As Mrs. Henner clanged through the kitchen, Mr. Henner recounted their meeting.
“I was working as a busboy in a diner on a dusty stretch of highway two exits off the middle of nowhere. We served breakfast, lunch, and dinner to every drifter, cop, and cowboy who passed through those parts. It was simple enough work—clear the tables, fill the coffee, keep the rabble from arguing over the local high school football rivalry. One day, the glasses started shaking and the windows rattled as a motorcycle gang pulled up outside. Wasn't an uncommon site. When their leader kicked the door open and growled 'Give me all of the bacon and eggs you have,' the cook laughed for a moment before he started cooking.
“'Wait!' The gang leader took off their helmet, and it turned out to be the most beautiful, most irritated woman I had ever seen.
“She set her helmet on the bar, unzipped her jacket revealing a trim waist and ample cleavage, and continued, 'I'm afraid that what you just heard was, “Bring me a lot of bacon and eggs.” What I said was, “Bring me all of the bacon and eggs you have.”'
“Our cook stopped laughing and instead nodded gravely. Adding to the seriousness of her words, the biker's gang began to enter the diner. Her head start made more sense as they waddled in. I was impressed that Harley Davidson could make seats wide enough and bikes sturdy enough to transport the waddling, sweating, gasping behemoths that soon filled every booth, stool, and chair in the joint. Aside from their svelte leader, the smallest member weighed about 250 pounds. The biggest filled an entire booth seat by himself, and had to scoot the table away from his swelling belly to make room. I couldn't guess his weight.
“The feasting began as soon as the first plate of breakfast came out. The gang leader went to each table and made sure her members were getting enough to eat, calling out new orders to the cook on occasion. When everyone was stuffed and patting their bellies, she came up to me and smiled. 'You're cute; I'm bored. What time do you get off?'
“We start dating, yadda yadda yadda, we usually go out for food, yadda yadda yadda. And over time, that biker chick from the diner starts to become emotionally software while I become... literally softer. You wouldn't know it looking at her now in her apron, but my wife was a real firecracker back in the day!”

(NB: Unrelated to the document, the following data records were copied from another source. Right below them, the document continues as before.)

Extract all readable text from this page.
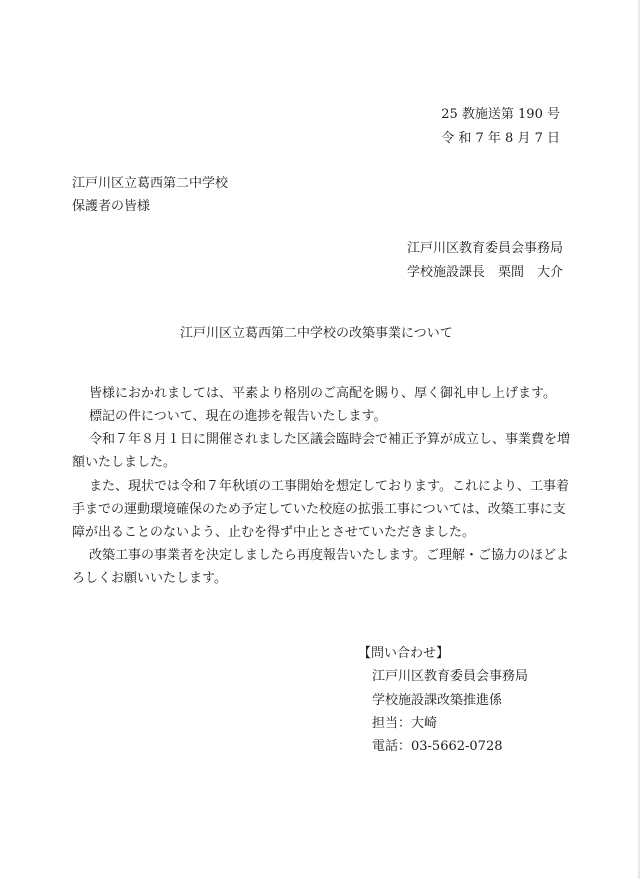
25 教施送第 190 号
令 和 7 年 8 月 7 日
江戸川区立葛西第二中学校
保護者の皆様
江戸川区教育委員会事務局
学校施設課長　栗間　大介
江戸川区立葛西第二中学校の改築事業について
皆様におかれましては、平素より格別のご高配を賜り、厚く御礼申し上げます。
標記の件について、現在の進捗を報告いたします。
令和７年８月１日に開催されました区議会臨時会で補正予算が成立し、事業費を増
額いたしました。
また、現状では令和７年秋頃の工事開始を想定しております。これにより、工事着
手までの運動環境確保のため予定していた校庭の拡張工事については、改築工事に支
障が出ることのないよう、止むを得ず中止とさせていただきました。
改築工事の事業者を決定しましたら再度報告いたします。ご理解・ご協力のほどよ
ろしくお願いいたします。
【問い合わせ】
江戸川区教育委員会事務局
学校施設課改築推進係
担当：大崎
電話：03-5662-0728
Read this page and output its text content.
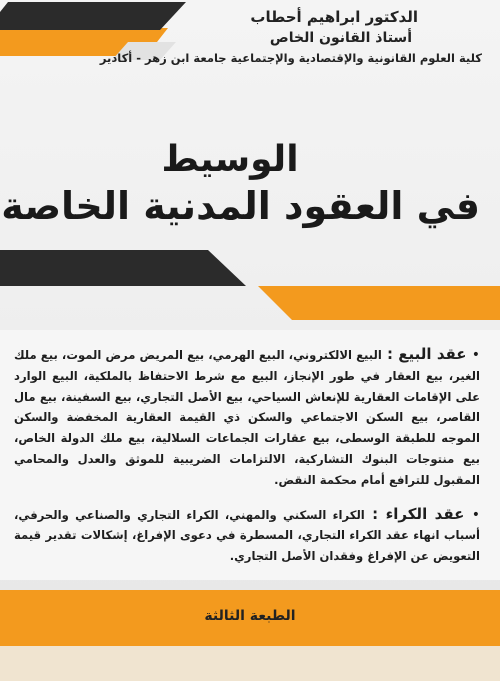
الدكتور ابراهيم أحطاب
أستاذ القانون الخاص
كلية العلوم القانونية والإقتصادية والإجتماعية جامعة ابن زهر - أكادير
الوسيط
في العقود المدنية الخاصة
• عقد البيع : البيع الالكتروني، البيع الهرمي، بيع المريض مرض الموت، بيع ملك الغير، بيع العقار في طور الإنجاز، البيع مع شرط الاحتفاظ بالملكية، البيع الوارد على الإقامات العقارية للإنعاش السياحي، بيع الأصل التجاري، بيع السفينة، بيع مال القاصر، بيع السكن الاجتماعي والسكن ذي القيمة العقارية المخفضة والسكن الموجه للطبقة الوسطى، بيع عقارات الجماعات السلالية، بيع ملك الدولة الخاص، بيع منتوجات البنوك التشاركية، الالتزامات الضريبية للموثق والعدل والمحامي المقبول للترافع أمام محكمة النقض.
• عقد الكراء : الكراء السكني والمهني، الكراء التجاري والصناعي والحرفي، أسباب انهاء عقد الكراء التجاري، المسطرة في دعوى الإفراغ، إشكالات تقدير قيمة التعويض عن الإفراغ وفقدان الأصل التجاري.
الطبعة الثالثة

It seemed to take a lot out of Mr. Henner to tell that story because of how full he was. He was panting a bit, and definitely seemed to rush the ending because of several burps making their way up his throat. Still, we had defeated most of the Thanksgiving dinner.
“Got room for dessert?” Mrs. Henner flowed from the kitchen hefting a pumpkin pie in one hand and propping a cauldron of homemade whipped cream against her opposite hip.
If I didn’t imagine this, it only lasted a moment. But I swear what crossed Mr. Henner’s face was not admiration, contentment, or domestic bliss. He blanched in outright fear. He didn’t just look worried that he might belch too loudly in front of a guest, or spill more food onto the beaches of Hawaii, or even make himself sick across the table. He looked like this was the end—this pie would be featured in his obituary. This woman was an assassin: perhaps slow but certainly unstoppable.
I glanced at Mrs. Henner, who passed under a shadow cast by the chandelier. It couldn’t have been the rational part of my brain—it happened too fast. This was instinct: the frozen tension of prey before a predator. I saw exactly what forced Mr. Henner’s fear. In this light, her toothy smile became bared fangs. Her pretty eyes were wide but focused—all the better to see every twitch of her victims. She stalked the table, weapons of obesity at the ready. I knew the fattest pig was the most likely target, but I worried her feedlust would rip past her husband and tear my bloated guts open as well. I was fresh meat. She would pump me up full of pie and lard until I was as big as her previous victim, and never stop until I doubled, tripled, quadrupled his size.
And just as quickly, fear and malice vanished from the room. Mr. Henner regained lustful hunger—licking his lips and rubbing what he could reach of his exposed belly. Mrs. Henner stepped past the shadow and returned to her normal, bubbly self. She hummed as she presented the pie and whipped cream on the table like the demure, loving housewife she was.
Or was this the mask?
I blinked twice and shook the need to flee from my head. Adjusting in my seat, I noticed my rock hard cock snaking down my left pant leg. Safely hidden by the messy table, my dick was certain while my mind was confused. I tried not to pant.
Mrs. Henner placed a hand on my shoulder. I jumped in my seat, hands moving to cover my erection. Luckily, the movement jostled my overburdened stomach and my hands detoured to sooth the pain. I cradled the bottom of my stuffed belly with one hand and circled the top with the other.
“What do you say Conrad? Want a piece of my pie?”